Industrial production slumped 2.1 percent in April from March, the biggest contraction since 2008, and consumer confidence fell in May to its lowest level in more than a year. Average real wages fell 1.8 percent in April from March.
Tombini may stop raising the benchmark interest rate as soon as August, after a quarter-point increase in July, according to calculations by Bloomberg based on interest-rate future contracts.
Monthly inflation slowed to 0.47 percent in May, from 0.77 percent in April, as fuel prices slumped and 5 percent gains by the currency over the past three months cut costs for imports. The real’s gains since March 1 make it the second-best performing currency among seven in Latin America tracked by Bloomberg, after Colombia’s peso.
Slowing inflation will bolster consumer demand, said Jorge M. Ricca, head of stock funds at BB DTVM, the asset-management unit of Banco do Brasil SA and the nation’s biggest asset manager.

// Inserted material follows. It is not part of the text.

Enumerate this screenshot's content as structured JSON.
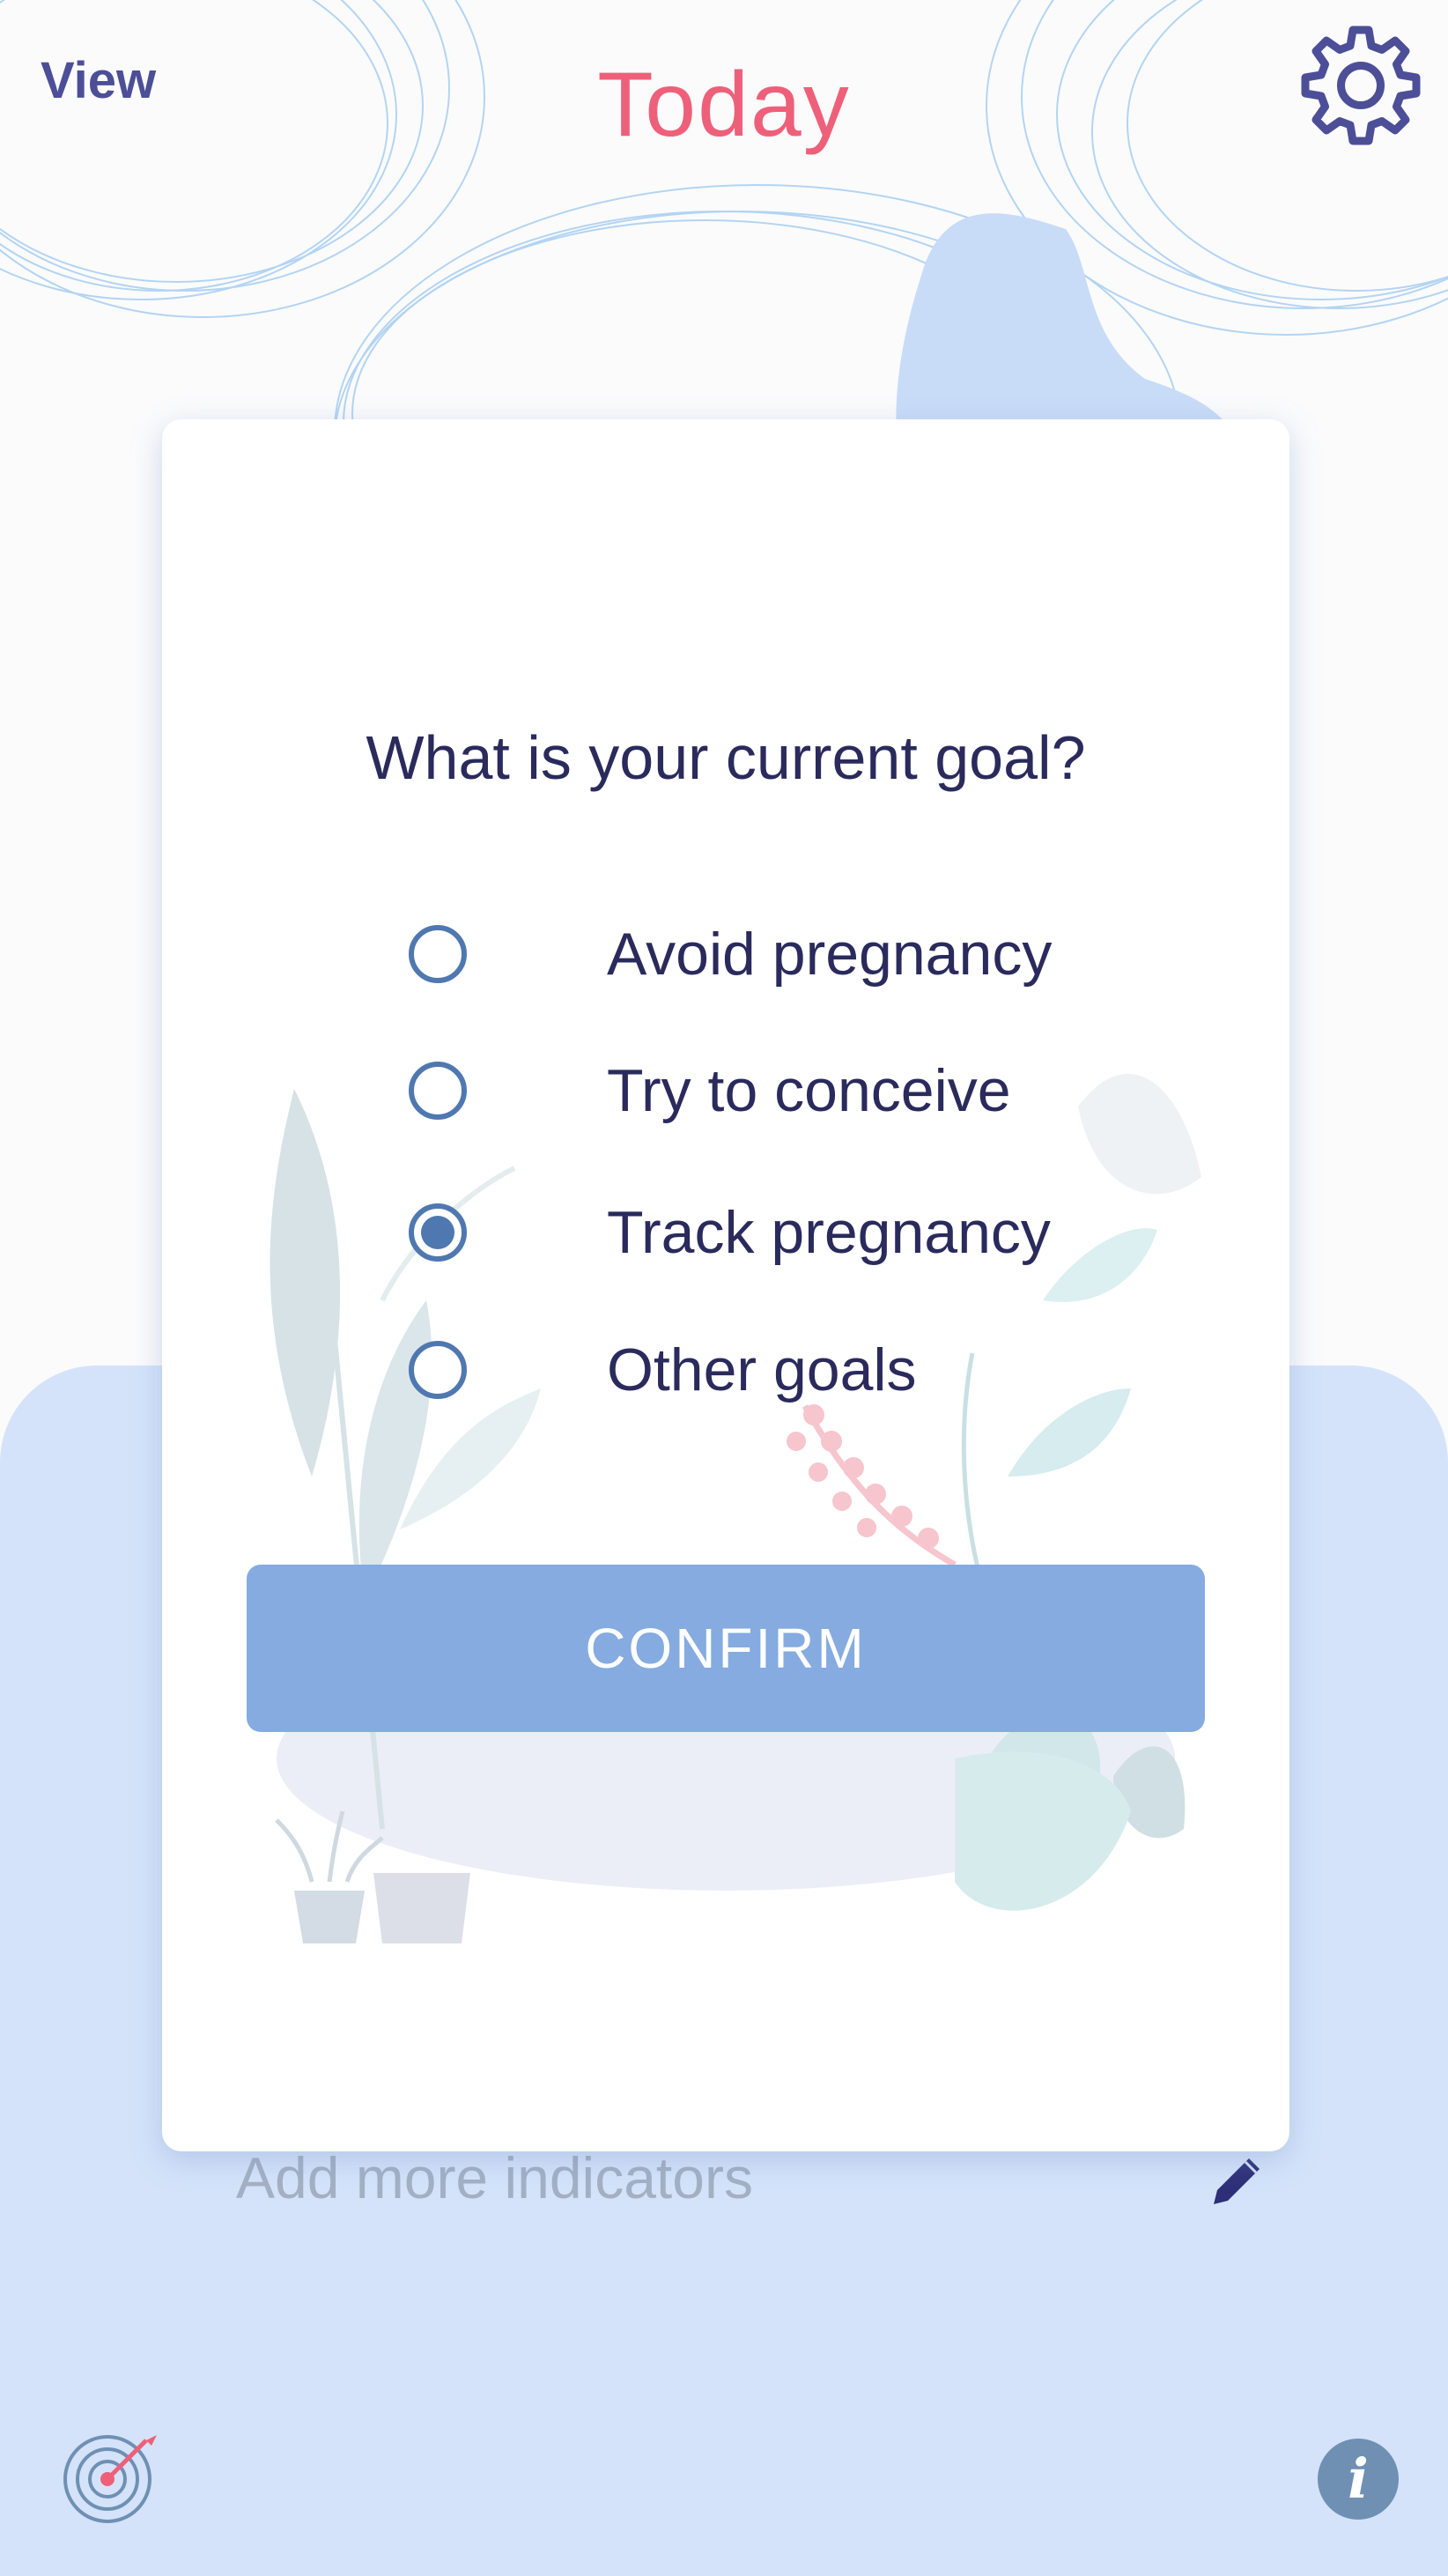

Ricca said in a May 27 interview that he is buying homebuilders and retailers on speculation inflation pressures will ease even as lower unemployment means Brazil’s “robust” demand will keep expanding.
To be sure, near-full employment levels continue to be a concern for policy makers. Nationwide, workers are demanding bigger wage increases as Brazil’s unemployment rate fell in April to 6.4 percent, the lowest level on record for the month. Firemen in Rio de Janeiro, assembly line workers for Volkswagen AG in Parana state and transportation workers in Brasilia are all currently on strike, demanding raises above inflation.
Brazil jumped to first place, from fifth in 2010, in a study of top global markets for retail expansion in a study published June 6 by management consulting firm A.T. Kearney.